Fortra Waited Six Weeks To Issue Advisory On Critical GoAnywhere Vulnerability

As of this writing, it’s unclear why the security vendor fixed a major flaw in the file transfer platform in early December but did not issue an advisory for more than a month.

GoAnywhere maker Fortra fixed a critical vulnerability in the widely used file transfer platform in early December but appears to have postponed public disclosure of the issue for more than six weeks, only releasing an advisory about the flaw Monday.

The move has raised questions about the reasoning for the delay in public disclosure, particularly given the fact that a prior vulnerability in the GoAnywhere managed file transfer (MFT) tool was exploited by threat actors in a high-profile series of data extortion attacks a year ago.

[Related: 10 Major Cyberattacks And Data Breaches In 2023]

“Fortra evidently addressed this vulnerability in a December 7, 2023 release of GoAnywhere MFT, but it would appear they did not issue an advisory until now,” Caitlin Condon, director of vulnerability research and intelligence at Rapid7, said in a blog post Tuesday.

As of this writing, it was unclear why the public advisory was postponed. CRN has reached out to Fortra to ask for the reasoning behind the delay in releasing the advisory publicly.

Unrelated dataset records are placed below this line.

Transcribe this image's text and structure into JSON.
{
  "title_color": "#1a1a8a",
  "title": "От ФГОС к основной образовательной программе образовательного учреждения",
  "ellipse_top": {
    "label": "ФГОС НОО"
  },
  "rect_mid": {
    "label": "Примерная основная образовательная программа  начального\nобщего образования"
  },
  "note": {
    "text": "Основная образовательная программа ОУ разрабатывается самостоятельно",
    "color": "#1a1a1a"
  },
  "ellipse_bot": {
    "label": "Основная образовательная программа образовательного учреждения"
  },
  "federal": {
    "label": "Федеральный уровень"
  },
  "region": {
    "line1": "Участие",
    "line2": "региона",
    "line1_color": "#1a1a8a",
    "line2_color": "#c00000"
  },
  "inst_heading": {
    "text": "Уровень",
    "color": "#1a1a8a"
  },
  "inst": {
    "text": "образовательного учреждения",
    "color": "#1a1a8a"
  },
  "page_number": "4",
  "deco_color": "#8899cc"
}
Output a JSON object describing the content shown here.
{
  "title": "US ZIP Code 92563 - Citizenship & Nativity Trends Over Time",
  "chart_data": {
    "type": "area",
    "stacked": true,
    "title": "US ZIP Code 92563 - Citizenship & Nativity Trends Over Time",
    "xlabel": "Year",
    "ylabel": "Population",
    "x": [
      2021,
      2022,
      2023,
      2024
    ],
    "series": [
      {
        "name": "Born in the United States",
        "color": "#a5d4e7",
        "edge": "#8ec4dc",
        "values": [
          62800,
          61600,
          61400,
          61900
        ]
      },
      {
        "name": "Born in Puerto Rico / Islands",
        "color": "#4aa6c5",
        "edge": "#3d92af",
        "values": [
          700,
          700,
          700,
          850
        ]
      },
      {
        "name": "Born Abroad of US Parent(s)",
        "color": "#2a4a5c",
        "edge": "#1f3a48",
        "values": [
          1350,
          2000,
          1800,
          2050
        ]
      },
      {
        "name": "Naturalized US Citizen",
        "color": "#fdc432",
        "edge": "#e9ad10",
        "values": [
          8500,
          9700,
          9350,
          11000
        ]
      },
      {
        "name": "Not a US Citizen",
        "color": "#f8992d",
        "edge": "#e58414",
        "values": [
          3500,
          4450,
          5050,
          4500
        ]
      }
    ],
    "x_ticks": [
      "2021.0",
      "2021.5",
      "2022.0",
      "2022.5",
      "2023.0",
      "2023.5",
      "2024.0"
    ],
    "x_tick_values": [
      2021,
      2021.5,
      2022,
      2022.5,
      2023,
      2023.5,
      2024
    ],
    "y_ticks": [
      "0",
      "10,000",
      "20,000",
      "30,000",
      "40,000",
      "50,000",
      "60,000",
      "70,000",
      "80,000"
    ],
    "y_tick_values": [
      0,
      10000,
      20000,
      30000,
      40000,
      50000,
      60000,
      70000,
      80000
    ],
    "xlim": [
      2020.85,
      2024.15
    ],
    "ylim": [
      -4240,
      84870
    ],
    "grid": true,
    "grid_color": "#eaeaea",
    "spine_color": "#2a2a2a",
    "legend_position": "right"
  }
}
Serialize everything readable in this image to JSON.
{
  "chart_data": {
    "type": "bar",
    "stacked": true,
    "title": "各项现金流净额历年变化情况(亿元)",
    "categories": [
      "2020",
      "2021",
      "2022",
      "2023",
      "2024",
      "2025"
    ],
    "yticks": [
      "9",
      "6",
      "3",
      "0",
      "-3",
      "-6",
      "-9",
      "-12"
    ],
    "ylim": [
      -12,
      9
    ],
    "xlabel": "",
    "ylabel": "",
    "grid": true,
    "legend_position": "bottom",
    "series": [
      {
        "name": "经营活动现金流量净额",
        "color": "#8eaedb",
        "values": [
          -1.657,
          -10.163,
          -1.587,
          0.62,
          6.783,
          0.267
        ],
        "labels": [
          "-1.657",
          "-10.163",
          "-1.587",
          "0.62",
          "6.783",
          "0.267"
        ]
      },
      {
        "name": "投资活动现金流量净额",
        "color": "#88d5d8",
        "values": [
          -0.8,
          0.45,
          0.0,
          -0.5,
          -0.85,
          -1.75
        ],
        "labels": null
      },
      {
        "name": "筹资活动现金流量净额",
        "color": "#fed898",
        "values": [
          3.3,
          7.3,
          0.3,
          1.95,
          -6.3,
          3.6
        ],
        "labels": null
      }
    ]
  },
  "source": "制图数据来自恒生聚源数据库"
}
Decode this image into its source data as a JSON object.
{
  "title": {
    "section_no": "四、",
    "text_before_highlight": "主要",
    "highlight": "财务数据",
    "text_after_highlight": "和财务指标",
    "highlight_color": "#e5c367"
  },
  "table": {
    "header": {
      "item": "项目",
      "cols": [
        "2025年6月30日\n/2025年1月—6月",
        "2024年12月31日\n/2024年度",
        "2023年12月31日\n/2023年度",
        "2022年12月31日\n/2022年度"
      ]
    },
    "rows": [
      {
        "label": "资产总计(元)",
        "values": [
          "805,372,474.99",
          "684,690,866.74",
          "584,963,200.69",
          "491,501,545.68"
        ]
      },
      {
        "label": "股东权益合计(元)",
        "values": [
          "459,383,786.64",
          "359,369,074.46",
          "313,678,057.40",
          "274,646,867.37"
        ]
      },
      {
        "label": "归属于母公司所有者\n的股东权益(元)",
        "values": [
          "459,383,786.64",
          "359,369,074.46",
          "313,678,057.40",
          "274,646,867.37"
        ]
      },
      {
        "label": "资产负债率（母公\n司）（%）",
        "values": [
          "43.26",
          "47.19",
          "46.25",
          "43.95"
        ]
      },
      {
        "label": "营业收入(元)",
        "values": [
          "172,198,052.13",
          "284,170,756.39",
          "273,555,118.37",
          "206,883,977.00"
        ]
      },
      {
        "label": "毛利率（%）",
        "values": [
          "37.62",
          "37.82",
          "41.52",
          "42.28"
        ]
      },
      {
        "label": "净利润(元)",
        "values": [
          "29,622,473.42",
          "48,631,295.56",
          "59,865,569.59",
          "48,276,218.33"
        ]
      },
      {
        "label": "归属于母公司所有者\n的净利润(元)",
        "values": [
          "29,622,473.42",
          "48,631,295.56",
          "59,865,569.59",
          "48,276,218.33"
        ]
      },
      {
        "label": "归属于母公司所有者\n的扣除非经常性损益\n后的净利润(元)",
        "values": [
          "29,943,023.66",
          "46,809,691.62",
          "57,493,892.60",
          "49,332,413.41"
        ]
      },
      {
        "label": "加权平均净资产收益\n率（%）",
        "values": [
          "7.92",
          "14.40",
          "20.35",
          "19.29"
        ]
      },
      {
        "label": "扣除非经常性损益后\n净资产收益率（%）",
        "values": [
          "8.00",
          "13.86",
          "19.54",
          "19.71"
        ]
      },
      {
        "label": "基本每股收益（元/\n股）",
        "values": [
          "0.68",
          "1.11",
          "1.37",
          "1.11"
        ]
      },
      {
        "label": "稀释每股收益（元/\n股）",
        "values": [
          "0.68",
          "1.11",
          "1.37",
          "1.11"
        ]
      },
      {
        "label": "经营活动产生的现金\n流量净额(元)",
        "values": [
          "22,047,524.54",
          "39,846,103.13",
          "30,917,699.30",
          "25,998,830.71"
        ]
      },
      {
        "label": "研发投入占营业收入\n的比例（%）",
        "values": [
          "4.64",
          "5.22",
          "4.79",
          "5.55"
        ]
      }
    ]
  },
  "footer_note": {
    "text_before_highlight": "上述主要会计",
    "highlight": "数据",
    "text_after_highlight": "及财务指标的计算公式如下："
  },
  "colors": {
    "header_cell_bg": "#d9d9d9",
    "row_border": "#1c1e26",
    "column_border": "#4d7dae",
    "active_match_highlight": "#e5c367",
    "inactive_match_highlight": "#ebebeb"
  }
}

Organizations rely on security advisories to help prioritize their patching efforts, given the massive number of software vulnerabilities that are continuously in need of fixing.

The way in which vendors address and communicated about vulnerabilities is “always important,” Condon said in an email to CRN Tuesday.

“We would hope that patch uptake began in December and will accelerate now that an advisory is broadly available,” Condon wrote.

A Fortra representative told CRN that the company sent an email to customers on Dec. 4, 2023, alerting them to the existence of the vulnerability. “A critical vulnerability that requires action to remediate has been found in Fortra’s GoAnywhere MFT software,” Fortra said in the email to customers, according to text of the message provided to CRN. The email to customers does not appear to provide further details on the vulnerability.

The GoAnywhere vulnerability (tracked at CVE-2024-0204) can enable an attacker to bypass authentication and has been awarded a severity score of 9.8 out of 10.0. The vulnerability is “remotely exploitable and allows an unauthorized user to create an admin user via the administration portal,” Condon said in the blog post.

In addition to the delay in releasing the advisory, Fortra also did not make clear in the disclosure Monday whether the vulnerability has seen active exploitation by attackers — another key piece of information that organizations look for while determining whether to prioritize a patch. In an email statement to CRN, Fortra said it has “no reports of active exploitation in the wild regarding this CVE.”

In any case, “we would expect the vulnerability to be targeted quickly if it has not come under attack already, particularly since the fix has been available to reverse engineer for more than a month,” Condon wrote in the Rapid7 blog post Tuesday. “Rapid7 strongly advises GoAnywhere MFT customers to take emergency action.”

Previous Attacks

In February 2023, Fortra informed customers that it had identified an actively exploited zero-day vulnerability in GoAnywhere that could be used to remotely execute code on vulnerable systems.

The largest incident from the GoAnywhere campaign — the hack of healthcare benefits and technology firm NationsBenefits — impacted 3 million members, according to the Identity Theft Resource Center.

The GoAnywhere platform was also exploited by hackers to steal data from numerous other large organizations including Procter & Gamble, the City of Toronto, Crown Resorts and data security firm Rubrik.

Months later in 2023, the Russian-speaking group behind the GoAnywhere attacks, Clop, went on to launch a massive attack campaign exploiting another file transfer tool, MOVEit. The number of impacted organizations from the MOVEit campaign has surpassed 2,700, with more than 94 million individuals impacted, according to a tally by cybersecurity firm Emsisoft.